Fashion + Our Oceans

What Fashion Brands Are Doing to Protect Our Ocean

Firstly, what is actually going on in our oceans? Well, it’s no surprise that there is a real worry and fear of what damaging effects we have already done. They’re clogged with plastic, other debris, and are overfished. Us as humans are destroying their ecosystem and polluting the waters.

Did you know that an estimated 12.7 million tonnes of plastic pollutes our oceans every year?”

Charlie Teather

Statistics show that by 2050 there will be more plastic than fish in the seas! It’s so heartbreaking seeing the damaging effects caused by our selfishness. When we look at how much plastic is in our ocean and how many animals in the sea are consuming it, we need to take serious action – just to take one frightening statistic – over 90% of sea turtles have been found to have plastic inside them.

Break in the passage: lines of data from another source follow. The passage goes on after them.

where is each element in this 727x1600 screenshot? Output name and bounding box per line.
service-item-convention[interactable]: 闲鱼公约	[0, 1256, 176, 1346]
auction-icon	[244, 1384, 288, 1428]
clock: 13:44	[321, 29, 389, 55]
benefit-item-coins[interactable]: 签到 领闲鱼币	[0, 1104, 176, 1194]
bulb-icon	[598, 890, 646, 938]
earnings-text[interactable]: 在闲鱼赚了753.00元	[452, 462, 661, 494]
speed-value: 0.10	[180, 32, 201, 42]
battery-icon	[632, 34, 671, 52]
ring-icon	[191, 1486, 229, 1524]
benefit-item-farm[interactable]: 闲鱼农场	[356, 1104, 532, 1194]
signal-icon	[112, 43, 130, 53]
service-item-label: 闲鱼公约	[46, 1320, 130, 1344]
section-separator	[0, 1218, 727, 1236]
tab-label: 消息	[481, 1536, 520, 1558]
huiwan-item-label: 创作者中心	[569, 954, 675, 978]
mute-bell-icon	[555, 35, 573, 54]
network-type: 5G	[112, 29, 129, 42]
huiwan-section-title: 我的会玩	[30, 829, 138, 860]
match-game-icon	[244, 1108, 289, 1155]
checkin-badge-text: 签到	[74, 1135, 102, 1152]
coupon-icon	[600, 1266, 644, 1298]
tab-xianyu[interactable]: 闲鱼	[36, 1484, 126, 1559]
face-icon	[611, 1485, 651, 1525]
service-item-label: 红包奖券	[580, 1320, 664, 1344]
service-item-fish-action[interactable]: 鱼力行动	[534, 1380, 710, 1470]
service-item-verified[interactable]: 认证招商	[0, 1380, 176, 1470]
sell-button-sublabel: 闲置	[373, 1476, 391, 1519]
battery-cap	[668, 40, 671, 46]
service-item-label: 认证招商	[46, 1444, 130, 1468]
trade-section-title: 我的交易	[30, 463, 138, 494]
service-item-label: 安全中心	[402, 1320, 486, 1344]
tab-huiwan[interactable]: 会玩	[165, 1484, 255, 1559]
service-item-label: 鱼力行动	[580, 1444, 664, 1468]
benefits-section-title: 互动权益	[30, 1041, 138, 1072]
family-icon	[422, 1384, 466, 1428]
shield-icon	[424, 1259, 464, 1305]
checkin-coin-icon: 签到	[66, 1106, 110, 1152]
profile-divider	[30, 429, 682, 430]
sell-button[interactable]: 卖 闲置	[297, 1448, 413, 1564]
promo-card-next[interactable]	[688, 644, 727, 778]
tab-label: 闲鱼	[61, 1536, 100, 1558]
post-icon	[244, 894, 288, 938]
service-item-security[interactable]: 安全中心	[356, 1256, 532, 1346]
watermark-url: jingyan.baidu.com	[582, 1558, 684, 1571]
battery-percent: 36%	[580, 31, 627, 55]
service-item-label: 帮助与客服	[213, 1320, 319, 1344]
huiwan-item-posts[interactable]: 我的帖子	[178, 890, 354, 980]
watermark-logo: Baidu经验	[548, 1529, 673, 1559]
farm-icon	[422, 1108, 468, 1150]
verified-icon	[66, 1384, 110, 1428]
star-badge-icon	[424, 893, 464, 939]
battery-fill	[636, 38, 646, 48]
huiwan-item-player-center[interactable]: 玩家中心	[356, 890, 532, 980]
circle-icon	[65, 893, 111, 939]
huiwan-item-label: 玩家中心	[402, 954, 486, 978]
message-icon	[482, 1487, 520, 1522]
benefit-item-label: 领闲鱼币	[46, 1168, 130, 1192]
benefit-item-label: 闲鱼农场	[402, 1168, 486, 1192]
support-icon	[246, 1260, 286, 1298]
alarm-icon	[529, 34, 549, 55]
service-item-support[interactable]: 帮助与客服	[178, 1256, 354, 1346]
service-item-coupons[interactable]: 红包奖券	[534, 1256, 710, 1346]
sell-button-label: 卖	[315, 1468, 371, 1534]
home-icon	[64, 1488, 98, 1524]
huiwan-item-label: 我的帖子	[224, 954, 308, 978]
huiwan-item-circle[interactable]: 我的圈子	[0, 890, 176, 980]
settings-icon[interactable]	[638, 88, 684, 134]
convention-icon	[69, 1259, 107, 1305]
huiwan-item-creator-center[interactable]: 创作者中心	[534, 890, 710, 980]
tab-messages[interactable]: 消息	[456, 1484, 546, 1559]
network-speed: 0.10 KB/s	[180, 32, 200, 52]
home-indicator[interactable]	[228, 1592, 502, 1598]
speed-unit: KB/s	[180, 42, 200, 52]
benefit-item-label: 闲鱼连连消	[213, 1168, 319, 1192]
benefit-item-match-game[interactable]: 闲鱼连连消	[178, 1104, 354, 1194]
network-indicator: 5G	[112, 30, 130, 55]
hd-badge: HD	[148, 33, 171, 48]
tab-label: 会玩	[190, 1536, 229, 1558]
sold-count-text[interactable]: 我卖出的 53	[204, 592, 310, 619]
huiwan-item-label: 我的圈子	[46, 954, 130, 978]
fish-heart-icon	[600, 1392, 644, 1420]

Where is the plastic coming from?

Not everybody is educated on the pollution of plastic and how to effectively and correctly recycle. Once plastic is in the ocean it decomposes very slowly, creating micro plastics which is incredibly harmful to all sea life. The three main ways plastic is entering the ocean is from; littering, throwing plastic in the bin when it can be recycled, and products going down the drain such as wet wipes or cotton buds. Even though you make think you are being sustainable and recycling, some products might be missed, which could really help and avoid that extra plastic in the ocean.

ASOS

Fashion retailers such as ASOS operate 100% online, meaning that their customers will receive their plastic mailbags via the post, and on average the brand uses around 71 million mailbags a year. This is a major consumption towards the plastic in our oceans and that’s why ASOS has set their aims high on an ongoing sustainability journey by becoming members of the Ellen MacArthur Plastics Economy.

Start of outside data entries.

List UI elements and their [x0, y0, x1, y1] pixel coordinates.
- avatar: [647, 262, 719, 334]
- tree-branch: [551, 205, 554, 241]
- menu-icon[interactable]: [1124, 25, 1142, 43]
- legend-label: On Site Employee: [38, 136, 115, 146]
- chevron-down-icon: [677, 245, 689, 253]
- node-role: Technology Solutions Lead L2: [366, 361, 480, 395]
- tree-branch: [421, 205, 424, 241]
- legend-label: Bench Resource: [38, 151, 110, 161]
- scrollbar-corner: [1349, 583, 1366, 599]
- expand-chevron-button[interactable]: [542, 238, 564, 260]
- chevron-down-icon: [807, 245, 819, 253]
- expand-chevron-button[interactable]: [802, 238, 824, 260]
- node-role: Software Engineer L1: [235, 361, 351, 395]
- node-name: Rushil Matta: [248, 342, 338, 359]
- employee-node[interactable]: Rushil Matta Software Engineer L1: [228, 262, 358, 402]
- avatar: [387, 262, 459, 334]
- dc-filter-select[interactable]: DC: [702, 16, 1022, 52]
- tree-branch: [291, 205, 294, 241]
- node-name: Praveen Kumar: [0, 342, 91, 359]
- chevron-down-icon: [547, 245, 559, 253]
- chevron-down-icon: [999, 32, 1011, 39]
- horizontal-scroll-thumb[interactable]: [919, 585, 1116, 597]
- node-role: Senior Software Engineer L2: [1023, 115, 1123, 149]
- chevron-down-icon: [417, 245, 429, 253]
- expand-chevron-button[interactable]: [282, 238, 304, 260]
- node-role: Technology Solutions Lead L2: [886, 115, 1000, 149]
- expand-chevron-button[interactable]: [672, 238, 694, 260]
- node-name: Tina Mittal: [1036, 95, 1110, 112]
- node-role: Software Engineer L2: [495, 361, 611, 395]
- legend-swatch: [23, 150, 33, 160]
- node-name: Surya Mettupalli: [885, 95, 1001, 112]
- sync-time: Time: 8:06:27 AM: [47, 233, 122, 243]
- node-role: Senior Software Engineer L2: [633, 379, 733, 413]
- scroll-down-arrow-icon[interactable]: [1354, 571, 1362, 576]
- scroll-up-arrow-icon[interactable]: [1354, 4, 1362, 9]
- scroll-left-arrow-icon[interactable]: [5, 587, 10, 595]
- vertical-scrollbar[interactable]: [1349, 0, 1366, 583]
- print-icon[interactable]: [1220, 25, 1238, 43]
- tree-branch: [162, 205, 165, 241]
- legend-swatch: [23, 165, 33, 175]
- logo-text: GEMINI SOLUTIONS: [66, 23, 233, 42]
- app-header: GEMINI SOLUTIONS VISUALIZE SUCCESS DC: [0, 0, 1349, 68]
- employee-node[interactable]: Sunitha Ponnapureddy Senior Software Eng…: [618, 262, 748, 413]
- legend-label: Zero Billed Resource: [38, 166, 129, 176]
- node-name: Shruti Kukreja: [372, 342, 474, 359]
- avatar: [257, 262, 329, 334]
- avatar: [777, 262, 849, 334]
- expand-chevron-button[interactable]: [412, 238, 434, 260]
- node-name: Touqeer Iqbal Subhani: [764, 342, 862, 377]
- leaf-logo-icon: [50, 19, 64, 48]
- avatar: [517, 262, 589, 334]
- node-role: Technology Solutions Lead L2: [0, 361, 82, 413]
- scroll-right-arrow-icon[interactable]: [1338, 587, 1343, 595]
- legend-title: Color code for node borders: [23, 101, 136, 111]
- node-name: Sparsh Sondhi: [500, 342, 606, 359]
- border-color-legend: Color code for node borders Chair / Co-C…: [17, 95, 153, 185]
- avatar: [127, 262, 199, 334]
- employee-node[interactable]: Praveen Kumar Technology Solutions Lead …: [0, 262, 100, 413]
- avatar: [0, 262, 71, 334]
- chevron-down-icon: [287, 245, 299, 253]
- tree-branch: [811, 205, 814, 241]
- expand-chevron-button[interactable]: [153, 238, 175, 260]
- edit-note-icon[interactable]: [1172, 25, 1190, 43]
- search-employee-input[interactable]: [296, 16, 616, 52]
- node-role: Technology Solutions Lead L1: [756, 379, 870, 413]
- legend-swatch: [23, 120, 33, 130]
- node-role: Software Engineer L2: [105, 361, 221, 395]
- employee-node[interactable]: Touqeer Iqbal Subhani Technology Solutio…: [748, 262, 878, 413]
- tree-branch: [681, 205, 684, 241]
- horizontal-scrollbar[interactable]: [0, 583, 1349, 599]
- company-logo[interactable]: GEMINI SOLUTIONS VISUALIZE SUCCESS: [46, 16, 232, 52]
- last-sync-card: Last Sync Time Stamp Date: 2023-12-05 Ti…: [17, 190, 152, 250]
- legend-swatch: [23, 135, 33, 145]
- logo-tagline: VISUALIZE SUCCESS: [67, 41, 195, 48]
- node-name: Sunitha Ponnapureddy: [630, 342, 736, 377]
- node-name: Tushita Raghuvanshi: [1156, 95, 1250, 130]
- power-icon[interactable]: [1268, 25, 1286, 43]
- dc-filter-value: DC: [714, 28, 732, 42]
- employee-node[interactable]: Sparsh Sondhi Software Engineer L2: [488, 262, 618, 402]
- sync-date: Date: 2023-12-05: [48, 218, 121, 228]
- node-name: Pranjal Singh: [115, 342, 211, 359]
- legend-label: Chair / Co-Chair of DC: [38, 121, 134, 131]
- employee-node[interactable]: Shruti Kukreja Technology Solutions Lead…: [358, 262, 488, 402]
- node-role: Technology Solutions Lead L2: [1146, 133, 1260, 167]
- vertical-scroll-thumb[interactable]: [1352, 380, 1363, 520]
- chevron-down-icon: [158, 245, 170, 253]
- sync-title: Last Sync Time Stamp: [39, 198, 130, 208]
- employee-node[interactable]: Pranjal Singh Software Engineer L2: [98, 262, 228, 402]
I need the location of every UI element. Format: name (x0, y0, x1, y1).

This journey consists of 100% of plastic packaging to be reusable, recyclable, or compostable by 2025. ASOS will do this by removing all non-recyclable plastic from their brand. So, the impact this will have on our oceans is huge, as all customers purchasing from ASOS can confidently recycle all their packaging knowing they are not damaging the oceans further.

TALA

TALA is a fairly new sustainable fashion brand, with all their items of clothing created from certified recycled materials and all their plastic packaging 100% recyclable. TALA sell a wide range of gym clothing and loungewear at an affordable price. The way they’re protecting the ocean is by controlling their manufacturing process from start to finish with the right people, who identify with their values on being sustainable and saving the environment.

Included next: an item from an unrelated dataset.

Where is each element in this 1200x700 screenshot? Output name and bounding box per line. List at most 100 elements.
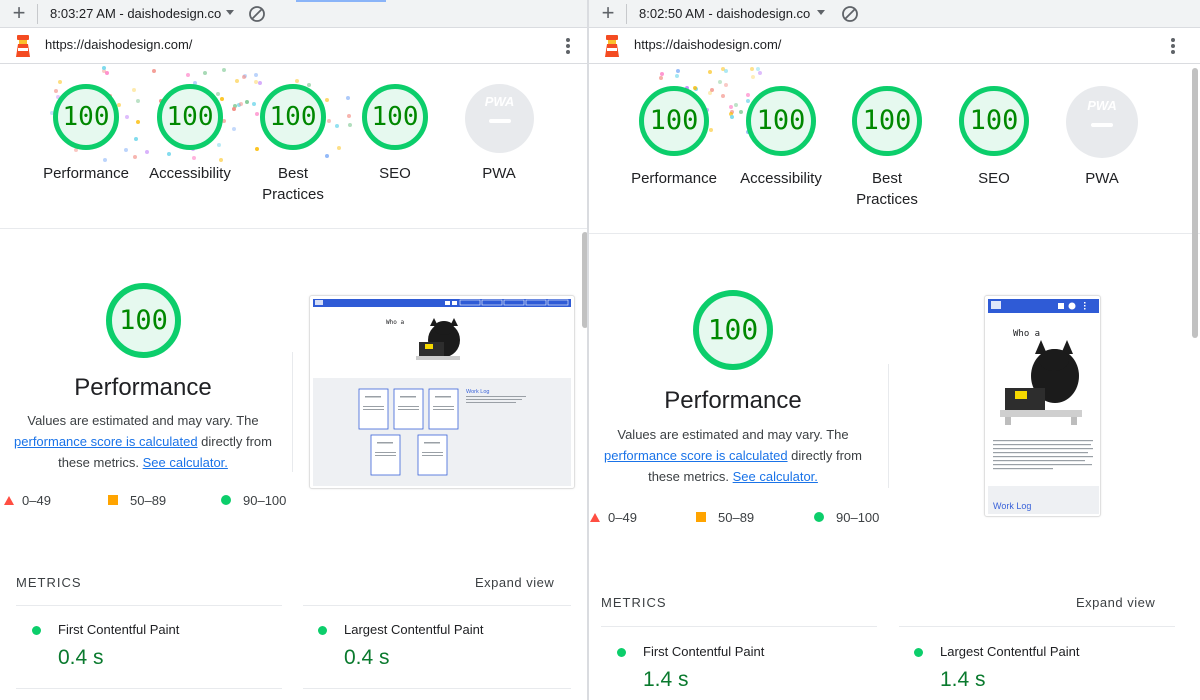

It’s so exciting to see a fresh brand with new ideas. Even the tags attached to the items of clothing can be planted as they are filled with seeds! It puts customers at ease knowing their money is being spent on helping save the oceans and environment, rather than destroying it.

WOLVEN

It seems to be many more fashion brands are on board with their customers desire to shop more sustainably, and one brand that really stood out was Wolven. When shopping on their website, in the description of each item it states how many recycled bottles that specific item of clothing is made from. This really inspires and motivates their customers to shop more wisely, educating themselves to think more conscientiously. For every order made on the Wolven website, over one pound of ocean-bound plastic is collected.

Change in attitude?

More, now than ever, it’s so important to protect our ocean and to focus on the future. Working towards these goals of changing how we all live and how we carelessly over-consume.

“I think we are changing our habits, and the world is waking up to what we’ve done to the planet.”

David Attenborough

The fashion industry has made a start on beginning to protect our ocean, reduce waste, and tackle sustainability. More and more brands are getting involved, and the actions being taken to save our ocean look gather more momentum each day.